そんな状態で急に血圧が上がるようなことをすると、よりヒートショックの危険性が高まるでしょう。
夏はビールがおいしい季節。
一杯飲んでいい気分になったところでシャワーを浴びたい、という人もいるかもしれません。
しかし、高血圧や動脈硬化の持病がある方は、飲酒後の入浴は控えてください。
高齢者の方も同様です。

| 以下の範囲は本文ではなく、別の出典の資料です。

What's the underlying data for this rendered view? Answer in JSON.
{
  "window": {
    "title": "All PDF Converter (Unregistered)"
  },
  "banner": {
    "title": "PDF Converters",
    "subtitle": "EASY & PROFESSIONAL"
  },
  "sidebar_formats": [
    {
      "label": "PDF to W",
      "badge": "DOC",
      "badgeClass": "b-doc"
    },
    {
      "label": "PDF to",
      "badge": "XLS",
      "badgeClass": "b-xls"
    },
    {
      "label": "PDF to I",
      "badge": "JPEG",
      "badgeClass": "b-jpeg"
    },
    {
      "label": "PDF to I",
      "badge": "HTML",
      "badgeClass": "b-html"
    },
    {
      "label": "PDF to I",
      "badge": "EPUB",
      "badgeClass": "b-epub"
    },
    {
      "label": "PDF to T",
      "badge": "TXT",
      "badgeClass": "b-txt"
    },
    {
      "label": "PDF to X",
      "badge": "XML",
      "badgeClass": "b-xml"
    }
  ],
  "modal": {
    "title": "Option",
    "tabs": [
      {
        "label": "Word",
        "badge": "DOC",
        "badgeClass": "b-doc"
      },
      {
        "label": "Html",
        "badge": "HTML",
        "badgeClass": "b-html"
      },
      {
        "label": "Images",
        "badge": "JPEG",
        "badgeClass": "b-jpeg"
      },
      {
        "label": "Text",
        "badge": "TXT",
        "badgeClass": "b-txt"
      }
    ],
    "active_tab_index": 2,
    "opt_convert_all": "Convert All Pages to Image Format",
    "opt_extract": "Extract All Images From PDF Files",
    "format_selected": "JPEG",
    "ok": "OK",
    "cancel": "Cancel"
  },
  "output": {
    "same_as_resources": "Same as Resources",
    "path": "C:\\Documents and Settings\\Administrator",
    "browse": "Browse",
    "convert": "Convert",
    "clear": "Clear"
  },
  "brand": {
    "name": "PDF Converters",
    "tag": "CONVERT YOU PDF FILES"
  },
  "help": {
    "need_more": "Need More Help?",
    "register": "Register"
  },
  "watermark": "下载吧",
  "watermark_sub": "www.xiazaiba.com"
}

お風呂に入ってさっぱりした後に飲酒したり、酔いをさましてから入浴したりしましょう。

3-4.定期的に医師の診察を受ける

高血圧や動脈硬化は、自覚症状がありません。
ですから、何か別の病気を発症するか健康診断を受けていないと分からないでしょう。
会社に勤めている間は定期的に健康診断を受けていた人も、退職するとなかなか機会がなくなるかもしれません。
しかし、自治体でも健康診断を行っています。
また、高齢者はかかりつけ医を持っていれば何かと安心です。
ですから、定期的に健康診断を受けるなど健康管理に気を配りましょう。
高血圧や動脈硬化も適切な治療を受けていれば、悪化しにくいのです。

3-5.家族も気を配ろう

浴室やトイレは最もプライベートな空間です。
たとえ家族といえども、立ち入ることはほとんどありません。
しかし、それがあだになって発見まで時間がかかる場合もあるでしょう。
脳出血や心筋梗塞は早期に治療するほど、後遺症も軽くなる可能性が高いのです。
ですから、高齢者と住むご家族は浴室とほかの部屋で通話できるようにしたり、トイレが遅い場合は確認をしにいったりしましょう。
また、一定時間トイレに入っているとブザーが鳴ったり、トイレに入っているときはランプが点灯したりする装置もあります。
そのような装置の導入も検討してください。
万が一浴室などで倒れてしまった場合は、頭を絶対に動かさずに救急車を呼びましょう。
頭を動かすと脳出血が広がる恐れがあります。

4.おわりに

いかがでしたか?
今回はヒートショックの原因と対策についてご紹介しました。
まとめると

  • ヒートショックは冬だけに発生するとは限らない。
  • 暑い外から冷房が効いた室内に入った場合も危険。
  • 暑いからと外出後、すぐに冷たいシャワーを浴びるのも危険。
  • 飲酒後に入浴しない。
  • 家族も高齢者に気を配る

ということです。
今年の夏は特に暑いので、熱中症の危険が盛んに宣伝されています。
しかし、ヒートショックも十分に怖いので、高血圧や動脈硬化の持病がある方も気を付けましょう。
また、さっぱりしたいのならば、冷水にタオルをひたして体を拭いてもよいですね。
シャワーをいきなり浴びるよりは、温度の変化も少ないでしょう。
ヒートショックは、10度以上の気温差があると発生しやすいと言われています。
ですから、外気温が30度あったとしたら冷房で20度前後に冷えた部屋に入っても、ヒートショックが起こりやすいでしょう。
ご家庭で冷房の設定温度が20度前後というところは少ないですが、商業施設では注意が必要です。